Fri | Dec 3, 2021

Clarke, Golding in BOJ profit row

Published:Friday | March 19, 2021 | 12:05 AMRomario Scott/Gleaner Writer
Leader of the Opposition Mark Golding.
Leader of the Opposition Mark Golding.
Minister of Finance and the Public Service Dr Nigel Clarke.
Minister of Finance and the Public Service Dr Nigel Clarke.

There is a row between Finance Minister Dr Nigel Clarke and Opposition Leader Mark Golding over a $33-billion dividend that is being paid over to the Government by the Bank of Jamaica (BOJ).

During the Budget Debate on Tuesday, Golding noted that $17.9 billion of the dividend came from foreign-exchange trading and from net gains on the BOJ’s holdings of foreign-currency assets.

“This devaluation dis-proportionately hurts low-income people. In using the $17.9 billion of foreign exchange gains from the Bank of Jamaica to fund its Budget, the Government is essentially treating the devaluation as a form of tax,” Golding asserted.

“It is a regressive indirect form of taxation paid in particular by less-well-off Jamaicans,” he added.

But Clarke said that Golding was taking the Jamaican people for “fools”.

“Golding based his attack by saying dividend came from depreciation. Depreciation is a fact. If 3.8 per cent depreciation per year is what explains records BOJ dividend, then where were the dividends when the depreciation was much higher at nine per cent per year in the period 2012-2016?” Clarke questioned.

“So, using Golding’s logic, the people suffered from nine per cent per year – twice as high as now and the people got zero. Who benefited then?” the finance minister further questioned.


Clarke pointed out that central banks around the world make profits every year and Jamaican had been an exception.

But at a People’s National Party post-Budget press conference on Wednesday, Golding doubled down on his claim.

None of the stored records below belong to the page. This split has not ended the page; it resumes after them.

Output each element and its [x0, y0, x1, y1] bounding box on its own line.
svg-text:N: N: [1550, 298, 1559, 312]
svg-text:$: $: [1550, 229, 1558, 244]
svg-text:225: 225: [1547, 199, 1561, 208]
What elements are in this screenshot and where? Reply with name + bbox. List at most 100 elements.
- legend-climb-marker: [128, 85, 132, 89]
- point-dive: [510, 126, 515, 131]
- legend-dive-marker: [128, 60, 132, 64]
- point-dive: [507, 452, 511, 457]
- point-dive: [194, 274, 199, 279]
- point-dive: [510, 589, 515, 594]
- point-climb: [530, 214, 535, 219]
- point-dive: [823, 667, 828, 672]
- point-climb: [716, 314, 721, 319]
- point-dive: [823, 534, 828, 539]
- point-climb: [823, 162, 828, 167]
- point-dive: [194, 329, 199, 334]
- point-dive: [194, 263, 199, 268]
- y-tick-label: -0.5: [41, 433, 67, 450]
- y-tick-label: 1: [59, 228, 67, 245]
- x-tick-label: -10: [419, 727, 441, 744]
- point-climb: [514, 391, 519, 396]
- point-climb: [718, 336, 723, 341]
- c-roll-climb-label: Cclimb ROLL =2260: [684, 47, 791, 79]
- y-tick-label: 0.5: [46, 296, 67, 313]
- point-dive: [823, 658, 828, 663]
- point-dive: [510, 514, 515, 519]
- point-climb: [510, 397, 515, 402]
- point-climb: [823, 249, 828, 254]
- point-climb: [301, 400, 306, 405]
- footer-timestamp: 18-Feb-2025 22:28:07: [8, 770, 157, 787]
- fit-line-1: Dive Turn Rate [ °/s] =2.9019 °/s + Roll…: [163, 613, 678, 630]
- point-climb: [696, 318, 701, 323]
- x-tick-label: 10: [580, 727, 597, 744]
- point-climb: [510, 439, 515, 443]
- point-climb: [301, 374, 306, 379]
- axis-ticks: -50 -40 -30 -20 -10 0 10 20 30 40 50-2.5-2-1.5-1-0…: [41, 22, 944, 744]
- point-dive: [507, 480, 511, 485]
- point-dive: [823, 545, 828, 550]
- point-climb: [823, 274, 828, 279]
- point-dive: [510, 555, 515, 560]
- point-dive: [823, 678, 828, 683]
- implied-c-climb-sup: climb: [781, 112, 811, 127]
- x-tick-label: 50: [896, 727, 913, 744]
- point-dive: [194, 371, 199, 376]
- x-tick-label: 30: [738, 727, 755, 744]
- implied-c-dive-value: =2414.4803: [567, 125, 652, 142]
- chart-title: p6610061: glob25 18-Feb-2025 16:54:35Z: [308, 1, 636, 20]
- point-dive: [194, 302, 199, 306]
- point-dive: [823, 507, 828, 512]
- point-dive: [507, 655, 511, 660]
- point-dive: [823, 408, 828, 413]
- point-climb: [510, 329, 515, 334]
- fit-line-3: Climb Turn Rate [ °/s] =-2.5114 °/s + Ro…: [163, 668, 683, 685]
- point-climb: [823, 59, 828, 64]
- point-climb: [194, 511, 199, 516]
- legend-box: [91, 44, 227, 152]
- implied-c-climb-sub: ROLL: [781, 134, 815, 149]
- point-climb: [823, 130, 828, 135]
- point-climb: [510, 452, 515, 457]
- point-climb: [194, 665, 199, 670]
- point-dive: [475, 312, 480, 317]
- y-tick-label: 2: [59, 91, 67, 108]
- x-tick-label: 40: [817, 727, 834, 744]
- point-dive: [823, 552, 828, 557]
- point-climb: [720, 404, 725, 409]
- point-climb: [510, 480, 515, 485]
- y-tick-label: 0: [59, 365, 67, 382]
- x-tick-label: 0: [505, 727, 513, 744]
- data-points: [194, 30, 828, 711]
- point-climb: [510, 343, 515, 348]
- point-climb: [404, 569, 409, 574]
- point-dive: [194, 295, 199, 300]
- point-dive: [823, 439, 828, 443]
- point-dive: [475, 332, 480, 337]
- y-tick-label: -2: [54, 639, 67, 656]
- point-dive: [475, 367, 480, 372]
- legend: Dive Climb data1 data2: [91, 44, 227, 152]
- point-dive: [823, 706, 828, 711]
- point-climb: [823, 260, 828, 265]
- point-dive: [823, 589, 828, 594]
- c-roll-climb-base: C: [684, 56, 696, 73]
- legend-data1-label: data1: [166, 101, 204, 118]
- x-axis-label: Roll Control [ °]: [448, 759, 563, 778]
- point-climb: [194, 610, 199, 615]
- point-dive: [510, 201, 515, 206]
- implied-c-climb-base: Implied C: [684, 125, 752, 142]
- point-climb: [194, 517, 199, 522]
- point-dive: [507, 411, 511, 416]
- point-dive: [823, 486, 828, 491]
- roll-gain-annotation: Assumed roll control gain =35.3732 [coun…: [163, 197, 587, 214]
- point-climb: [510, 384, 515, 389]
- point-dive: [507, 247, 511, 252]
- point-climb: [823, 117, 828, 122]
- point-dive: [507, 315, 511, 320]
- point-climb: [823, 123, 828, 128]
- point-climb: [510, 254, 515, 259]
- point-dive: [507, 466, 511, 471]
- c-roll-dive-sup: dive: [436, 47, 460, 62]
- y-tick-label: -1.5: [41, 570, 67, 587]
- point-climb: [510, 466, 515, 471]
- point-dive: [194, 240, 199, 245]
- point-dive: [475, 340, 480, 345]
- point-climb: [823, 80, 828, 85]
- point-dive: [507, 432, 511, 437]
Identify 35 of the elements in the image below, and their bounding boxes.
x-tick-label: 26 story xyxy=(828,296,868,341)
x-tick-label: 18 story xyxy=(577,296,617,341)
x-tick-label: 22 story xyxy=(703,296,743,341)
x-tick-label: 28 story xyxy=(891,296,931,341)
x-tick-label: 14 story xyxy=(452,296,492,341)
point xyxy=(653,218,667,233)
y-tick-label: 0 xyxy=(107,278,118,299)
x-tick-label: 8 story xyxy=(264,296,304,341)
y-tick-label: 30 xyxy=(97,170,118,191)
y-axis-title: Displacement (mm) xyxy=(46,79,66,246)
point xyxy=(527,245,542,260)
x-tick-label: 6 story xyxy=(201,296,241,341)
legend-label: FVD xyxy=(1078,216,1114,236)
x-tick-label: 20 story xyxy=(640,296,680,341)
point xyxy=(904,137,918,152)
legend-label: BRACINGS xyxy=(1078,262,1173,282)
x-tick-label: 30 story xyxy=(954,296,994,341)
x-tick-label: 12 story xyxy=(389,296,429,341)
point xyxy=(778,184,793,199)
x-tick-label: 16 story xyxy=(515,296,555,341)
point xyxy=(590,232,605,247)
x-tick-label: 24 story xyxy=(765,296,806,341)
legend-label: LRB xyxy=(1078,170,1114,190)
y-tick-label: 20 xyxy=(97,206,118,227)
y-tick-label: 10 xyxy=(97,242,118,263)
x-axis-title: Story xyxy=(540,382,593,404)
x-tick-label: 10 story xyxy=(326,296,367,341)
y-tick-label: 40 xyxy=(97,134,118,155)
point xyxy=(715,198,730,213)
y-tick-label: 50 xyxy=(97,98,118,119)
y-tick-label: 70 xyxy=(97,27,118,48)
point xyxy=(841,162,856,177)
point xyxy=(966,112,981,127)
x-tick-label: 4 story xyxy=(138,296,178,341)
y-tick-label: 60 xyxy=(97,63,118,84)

WATCH: Highlights from the Opposition post #BudgetDebate2021​ press conference

“For us to achieve stability in the foreign exchange market, we have to grow off foreign exchange earnings and ensure that we are able to sustain, through earnings, the kind of lifestyle that Jamaica now enjoys and has enjoyed for a while.

“But ultimately, the stability of the foreign exchange market is a function of the strength of the economy.

“My point is that the profits of the Bank of Jamaica that were derived from the depreciation in the value of the Jamaican dollar [have] hurt the people. So, to stay that it is good policy and to be extolling as some kind of virtue, I think that was inappropriate,” Golding charged.

The dividend is being paid out of the profits made by the BOJ in 2018, 2019, and 2020.

The $33 billion is expected to be paid over to the Government in the first week of April and will be used to help fund the $60-billion Social and Economic Recovery and Vaccine Programme for Jamaica.